Gredin s’étira et fit le gros dos.

« Et y a du lait dans l’garde-manger », ajouta madame Aimable.

Gredin bâilla joyeusement.

Puis il se gratta l’oreille de sa patte postérieure. L’humanité, c’est bien à visiter, mais on n’aimerait pas y vivre.

Le lendemain.

« Le baume cicatrisant de madame Gogol a vraiment l’air de faire effet », dit Magrat. Elle brandit un pot à moitié plein d’une substance vert pâle, curieusement grumeleuse, dont on se demandait si l’odeur subtile n’imprégnait pas déjà l’ensemble du monde.

« Y a des têtes de moineau dedans, fit Nounou Ogg.

— Pas la peine de chercher à me faire peur, dit Magrat. Je sais que la tête de moineau c’est une espèce de plante. Un autre nom du pissenlit, je crois. C’est étonnant ce qu’on arrive à faire avec des plantes, vous savez. »

Nounou Ogg, qui avait passé une demi-heure instructive quoique révoltante à regarder madame Gogol préparer la mixture, n’eut pas le courage de la démentir.

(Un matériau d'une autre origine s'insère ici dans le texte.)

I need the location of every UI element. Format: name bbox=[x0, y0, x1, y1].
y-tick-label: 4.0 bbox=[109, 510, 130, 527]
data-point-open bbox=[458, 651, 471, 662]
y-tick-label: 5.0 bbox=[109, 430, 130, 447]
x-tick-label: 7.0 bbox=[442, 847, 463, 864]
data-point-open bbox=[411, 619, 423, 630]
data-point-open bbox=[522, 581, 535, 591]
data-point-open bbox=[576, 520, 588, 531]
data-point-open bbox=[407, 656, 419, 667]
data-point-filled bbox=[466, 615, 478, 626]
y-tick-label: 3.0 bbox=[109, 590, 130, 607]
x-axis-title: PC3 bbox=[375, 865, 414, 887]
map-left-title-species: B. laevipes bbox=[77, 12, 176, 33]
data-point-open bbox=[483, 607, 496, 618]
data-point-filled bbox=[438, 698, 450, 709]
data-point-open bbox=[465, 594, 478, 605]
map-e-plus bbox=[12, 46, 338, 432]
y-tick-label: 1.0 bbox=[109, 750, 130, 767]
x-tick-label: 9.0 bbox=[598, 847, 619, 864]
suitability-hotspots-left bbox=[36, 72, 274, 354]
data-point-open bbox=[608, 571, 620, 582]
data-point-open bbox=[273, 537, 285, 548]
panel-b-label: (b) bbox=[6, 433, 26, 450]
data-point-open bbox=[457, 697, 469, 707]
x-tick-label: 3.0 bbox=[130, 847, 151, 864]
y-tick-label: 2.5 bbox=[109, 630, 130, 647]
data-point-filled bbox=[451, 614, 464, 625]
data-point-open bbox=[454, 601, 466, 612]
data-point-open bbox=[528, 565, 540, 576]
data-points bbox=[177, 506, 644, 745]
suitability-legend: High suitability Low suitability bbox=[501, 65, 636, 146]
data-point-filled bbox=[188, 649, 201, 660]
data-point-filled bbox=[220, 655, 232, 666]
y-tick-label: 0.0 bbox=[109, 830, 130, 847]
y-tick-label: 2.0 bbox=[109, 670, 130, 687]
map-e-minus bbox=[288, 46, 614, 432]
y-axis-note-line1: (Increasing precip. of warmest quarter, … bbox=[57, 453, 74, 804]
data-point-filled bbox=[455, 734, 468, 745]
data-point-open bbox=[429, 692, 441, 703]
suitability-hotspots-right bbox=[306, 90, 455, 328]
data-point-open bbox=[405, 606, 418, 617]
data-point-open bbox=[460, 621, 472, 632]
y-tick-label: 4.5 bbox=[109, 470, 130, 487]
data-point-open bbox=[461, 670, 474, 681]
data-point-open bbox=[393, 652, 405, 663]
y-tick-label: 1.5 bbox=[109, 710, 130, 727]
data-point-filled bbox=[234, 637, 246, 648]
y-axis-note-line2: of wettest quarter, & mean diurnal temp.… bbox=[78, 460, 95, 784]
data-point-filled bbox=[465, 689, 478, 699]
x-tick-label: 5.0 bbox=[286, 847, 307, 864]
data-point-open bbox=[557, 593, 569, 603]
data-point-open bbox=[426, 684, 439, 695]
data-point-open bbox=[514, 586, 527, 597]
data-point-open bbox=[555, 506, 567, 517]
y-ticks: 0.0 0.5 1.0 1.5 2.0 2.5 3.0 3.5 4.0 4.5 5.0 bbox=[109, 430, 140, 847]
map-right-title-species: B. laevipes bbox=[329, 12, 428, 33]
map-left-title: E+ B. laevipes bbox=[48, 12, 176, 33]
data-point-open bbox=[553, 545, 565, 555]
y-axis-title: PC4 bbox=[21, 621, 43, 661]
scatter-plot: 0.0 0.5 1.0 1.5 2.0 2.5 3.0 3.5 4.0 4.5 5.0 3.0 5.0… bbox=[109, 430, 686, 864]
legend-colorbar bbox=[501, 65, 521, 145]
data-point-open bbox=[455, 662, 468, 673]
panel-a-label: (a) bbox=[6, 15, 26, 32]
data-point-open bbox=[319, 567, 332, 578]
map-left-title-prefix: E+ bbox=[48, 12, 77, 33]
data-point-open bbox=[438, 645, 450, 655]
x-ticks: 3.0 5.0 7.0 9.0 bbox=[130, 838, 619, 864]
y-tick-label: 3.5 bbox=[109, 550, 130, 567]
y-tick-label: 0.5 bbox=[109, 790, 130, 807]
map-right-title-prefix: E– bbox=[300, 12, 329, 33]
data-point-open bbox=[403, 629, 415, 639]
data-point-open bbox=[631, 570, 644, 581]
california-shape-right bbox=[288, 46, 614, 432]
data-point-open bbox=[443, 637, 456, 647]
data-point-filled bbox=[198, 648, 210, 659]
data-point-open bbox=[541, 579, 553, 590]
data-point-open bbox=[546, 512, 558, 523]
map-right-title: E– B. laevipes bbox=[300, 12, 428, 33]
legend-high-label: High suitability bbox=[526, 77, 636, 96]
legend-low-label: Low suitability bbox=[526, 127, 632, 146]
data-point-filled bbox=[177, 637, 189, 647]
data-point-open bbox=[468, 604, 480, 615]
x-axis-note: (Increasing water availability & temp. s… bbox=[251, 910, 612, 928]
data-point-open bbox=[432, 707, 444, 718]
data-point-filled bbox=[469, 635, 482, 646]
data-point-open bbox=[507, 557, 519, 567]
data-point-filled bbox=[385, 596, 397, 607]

« C’est vrai, fit-elle. Les plantes. T’es au courant de tout, j’vois ça. »

Magrat bâilla.

On avait mis le palais à leur disposition, même s’il les indisposait plus qu’autre chose. On avait installé Mémé dans la chambre voisine.

« Dors donc un peu, dit Nounou. J’vais aller relayer madame Gogol dans un moment.

— Mais Nounou… Gytha… fit Magrat.

— Hmm ?

— Tout… Tout… ce qu’elle disait quand on voyageait. C’était si… si démoralisant. Non ? Ne rien souhaiter, ne pas se servir de la magie pour aider les gens, ne pas pouvoir faire ce coup avec le feu… et après, elle nous sort le grand jeu ! Qu’est-ce que je dois en penser ?

— Ah, oui. Ç’a un rapport avec le général et le particulier, non ?

— Qu’est-ce que ça veut dire ? »

Magrat se coucha sur le lit.

« Quand Mémé emploie des mots comme “tout le monde” ou “personne”, ça la concerne pas, elle, voilà ce que ça veut dire.

— Vous savez… à bien y réfléchir… c’est affreux.

— C’est ça, la sorcellerie. Quand on est au sommet. Maintenant… dors donc. »

Magrat était trop fatiguée pour objecter. Elle s’étendit et ne tarda pas à ronfler avec une certaine élégance.

Nounou continua de fumer un instant sa pipe en contemplant le mur.

Puis elle se leva de son siège et ouvrit la porte d’une poussée.